Determining beta-sheet crystallinity in fibrous proteins by thermal analysis and infrared spectroscopy

We report a study of self-assembled beta-pleated sheets in B. mori silk fibroin films using thermal analysis and infrared spectroscopy. B. mori silk fibroin may stand as an exemplar of fibrous proteins containing crystalline beta-sheets. Materials were prepared from concentrated solutions (2-5 wt % fibroin in water) and then dried to achieve a less ordered state without beta-sheets. Crystallization of beta-pleated sheets was effected either by heating the films above the glass transition temperature (T _g) and holding isothermally or by exposure to methanol. The fractions of secondary structural components including random coils, alpha-helices, beta-pleated sheets, turns, and side chains were evaluated using Fourier self-deconvolution (PSD) of the infrared absorbance spectra.

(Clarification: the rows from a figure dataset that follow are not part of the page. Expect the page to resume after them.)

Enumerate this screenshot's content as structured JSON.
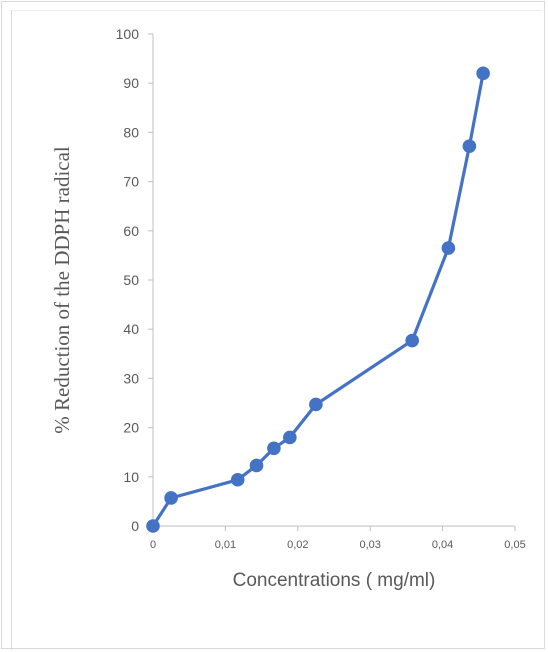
{
  "chart_data": {
    "type": "line",
    "xlabel": "Concentrations ( mg/ml)",
    "ylabel": "% Reduction of  the DDPH radical",
    "xlim": [
      0,
      0.05
    ],
    "ylim": [
      0,
      100
    ],
    "x_ticks": [
      "0",
      "0,01",
      "0,02",
      "0,03",
      "0,04",
      "0,05"
    ],
    "y_ticks": [
      "0",
      "10",
      "20",
      "30",
      "40",
      "50",
      "60",
      "70",
      "80",
      "90",
      "100"
    ],
    "grid": false,
    "legend": "none",
    "series": [
      {
        "color": "#4472c4",
        "points": [
          [
            0,
            0
          ],
          [
            0.0025,
            5.7
          ],
          [
            0.0117,
            9.4
          ],
          [
            0.0143,
            12.3
          ],
          [
            0.0167,
            15.8
          ],
          [
            0.0189,
            18.0
          ],
          [
            0.0225,
            24.7
          ],
          [
            0.0358,
            37.7
          ],
          [
            0.0408,
            56.5
          ],
          [
            0.0437,
            77.2
          ],
          [
            0.0456,
            92.0
          ]
        ]
      }
    ]
  }
}
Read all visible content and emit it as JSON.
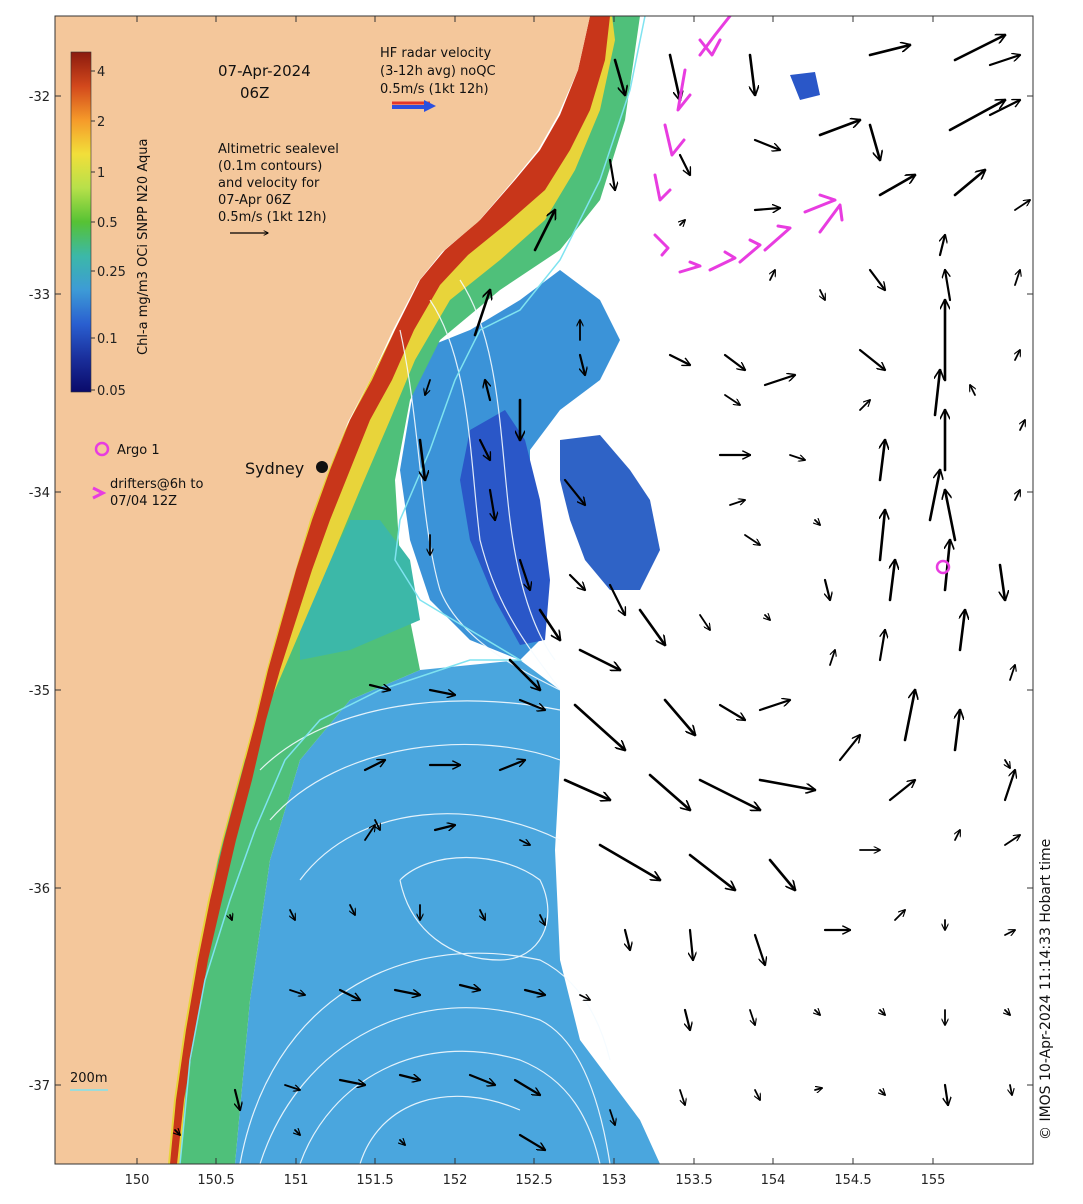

The silk fibroin films were studied thermally using temperature-modulated differential scanning calorimetry (TMDSC) to obtain the reversing heat capacity. The increment of the reversing heat capacity ΔC _p0(T _g) at the glass transition for the less ordered, noncrystalline, silk fibroin is found to be 0.478 ± 0.005 J/(g K). As crystalline beta-sheets form, the heat capacity increment at T _g is systematically decreased. We find that the heat capacity increment from the TMDSC trace is linearly well correlated (negatively) with beta-sheet content φ _C determined from FSD, yielding ΔC _p = 0.475-0.494φ _C. The correlation allows the beta-sheet content to be determined from a direct measurement of the heat capacity increment at T _g. This type of analysis can serve as an alternative to X-ray methods and may have wide applicability to other crystalline beta-sheet forming proteins.